Marokko II – Tag 13: Agadir – Tafraoute

Wir beginnen unsere heutige Tagesetappe, indem wir zuerst bis Agadir fahren. Nachdem wir Agadir passiert haben, folgen wir der Nationalstraße N1 parallel zum Atlantik südwärts. Die Landschaft ist hier kahl und unspektakulär. Nach einhundert Kilometern erreichen wir die für die Silberschmuckherstellung bekannte Stadt Tiznit. Hier verlassen wir den Atlantik und fahren in den Antiatlas. Er bildet die südlichste der drei Bergketten des Atlasgebirges. Die Landschaft wird nach und nach abwechslungsreicher. Wir sehen viele kleine Dörfer, geschmiegt an die umliegenden Berge. Die Häuser sind unscheinbar lehmfarben oder in schönen Rot- oder Ockertönen gehalten. Langsam tauchen wir ein in das Marokko, wie man es sich außerhalb der Tourismusmetropolen vorstellt. Auf einer Passhöhe von 1.200 Metern Höhe machen wir in einem kleinen Café Pause und genießen den schönen Ausblick. Leider ist er, wie auf der gesamten heutigen Etappe, witterungsbedingt getrübt. Aber überall grünt und blüht es in den vielfältigsten Farben. Auf unserer Fahrt tauchen in dieser kargen Landschaft immer wieder grüne Palmenhaine (Oasen) vor uns auf. Schließlich erreichen wir das „Babuschenzentrum“ Marokkos, Tafraoute. Wir fahren durch den kleinen Ort und biegen ins Tal der Ammeln ab. Tafraoute, wie das gesamte Tal der Ammeln, ist umgeben von bizarr geformten Felsen. Das Tal trägt seinen Namen von dem Berberstamm der Region.
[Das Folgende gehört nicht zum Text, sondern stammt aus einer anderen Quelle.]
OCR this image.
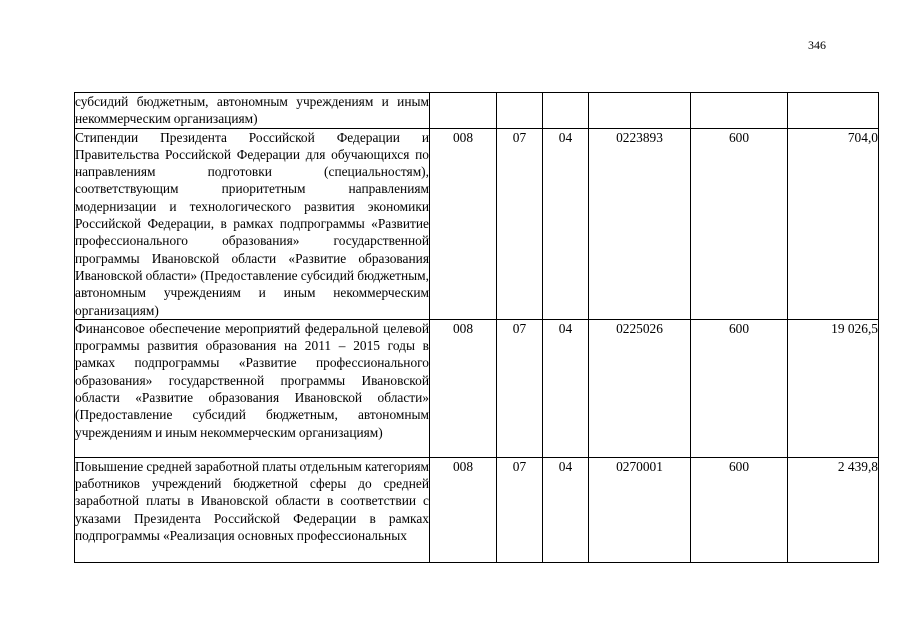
346
субсидий бюджетным, автономным учреждениям и иным некоммерческим организациям)						
Стипендии Президента Российской Федерации и Правительства Российской Федерации для обучающихся по направлениям подготовки (специальностям), соответствующим приоритетным направлениям модернизации и технологического развития экономики Российской Федерации, в рамках подпрограммы «Развитие профессионального образования» государственной программы Ивановской области «Развитие образования Ивановской области» (Предоставление субсидий бюджетным, автономным учреждениям и иным некоммерческим организациям)	008	07	04	0223893	600	704,0
Финансовое обеспечение мероприятий федеральной целевой программы развития образования на 2011 – 2015 годы в рамках подпрограммы «Развитие профессионального образования» государственной программы Ивановской области «Развитие образования Ивановской области» (Предоставление субсидий бюджетным, автономным учреждениям и иным некоммерческим организациям)	008	07	04	0225026	600	19 026,5
Повышение средней заработной платы отдельным категориям работников учреждений бюджетной сферы до средней заработной платы в Ивановской области в соответствии с указами Президента Российской Федерации в рамках подпрограммы «Реализация основных профессиональных	008	07	04	0270001	600	2 439,8
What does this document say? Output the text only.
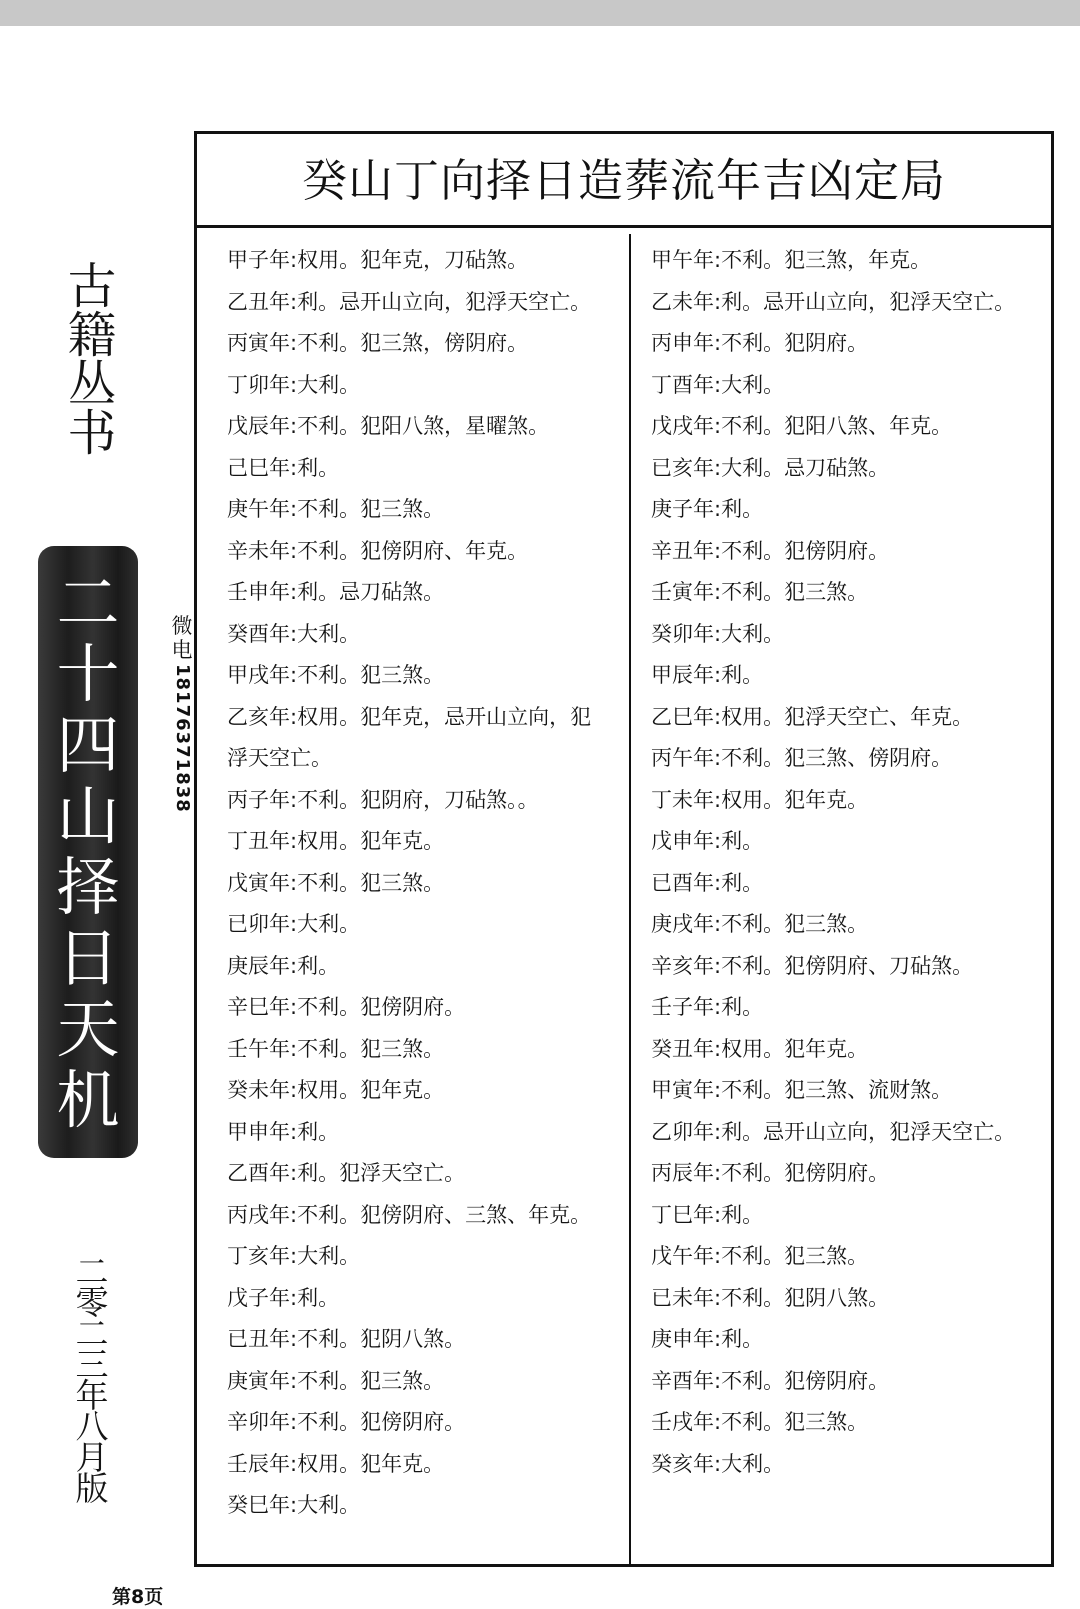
古籍丛书
二十四山择日天机
微电
18176371838
二零二三年八月版
第8页
癸山丁向择日造葬流年吉凶定局
甲子年:权用。犯年克，刀砧煞。
乙丑年:利。忌开山立向，犯浮天空亡。
丙寅年:不利。犯三煞，傍阴府。
丁卯年:大利。
戊辰年:不利。犯阳八煞，星曜煞。
己巳年:利。
庚午年:不利。犯三煞。
辛未年:不利。犯傍阴府、年克。
壬申年:利。忌刀砧煞。
癸酉年:大利。
甲戌年:不利。犯三煞。
乙亥年:权用。犯年克，忌开山立向，犯
浮天空亡。
丙子年:不利。犯阴府，刀砧煞。。
丁丑年:权用。犯年克。
戊寅年:不利。犯三煞。
已卯年:大利。
庚辰年:利。
辛巳年:不利。犯傍阴府。
壬午年:不利。犯三煞。
癸未年:权用。犯年克。
甲申年:利。
乙酉年:利。犯浮天空亡。
丙戌年:不利。犯傍阴府、三煞、年克。
丁亥年:大利。
戊子年:利。
已丑年:不利。犯阴八煞。
庚寅年:不利。犯三煞。
辛卯年:不利。犯傍阴府。
壬辰年:权用。犯年克。
癸巳年:大利。
甲午年:不利。犯三煞，年克。
乙未年:利。忌开山立向，犯浮天空亡。
丙申年:不利。犯阴府。
丁酉年:大利。
戊戌年:不利。犯阳八煞、年克。
已亥年:大利。忌刀砧煞。
庚子年:利。
辛丑年:不利。犯傍阴府。
壬寅年:不利。犯三煞。
癸卯年:大利。
甲辰年:利。
乙巳年:权用。犯浮天空亡、年克。
丙午年:不利。犯三煞、傍阴府。
丁未年:权用。犯年克。
戊申年:利。
已酉年:利。
庚戌年:不利。犯三煞。
辛亥年:不利。犯傍阴府、刀砧煞。
壬子年:利。
癸丑年:权用。犯年克。
甲寅年:不利。犯三煞、流财煞。
乙卯年:利。忌开山立向，犯浮天空亡。
丙辰年:不利。犯傍阴府。
丁巳年:利。
戊午年:不利。犯三煞。
已未年:不利。犯阴八煞。
庚申年:利。
辛酉年:不利。犯傍阴府。
壬戌年:不利。犯三煞。
癸亥年:大利。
Am Campingplatz angekommen richten wir uns ein und suchen einen schattigen Sitzplatz. Die Dreißig-Grad-Marke haben wir längst überschritten. Auf 17 Uhr hat der Platzbetreiber zum Begrüßungstee, dem sogenannten Berberwhisky, eingeladen. Danach treffen wir uns zu einem Umtrunk und stoßen gemeinsam auf Kai, unser heutiges Geburtstagskind, an. Gemeinsam verbringen wir einen schönen Abend.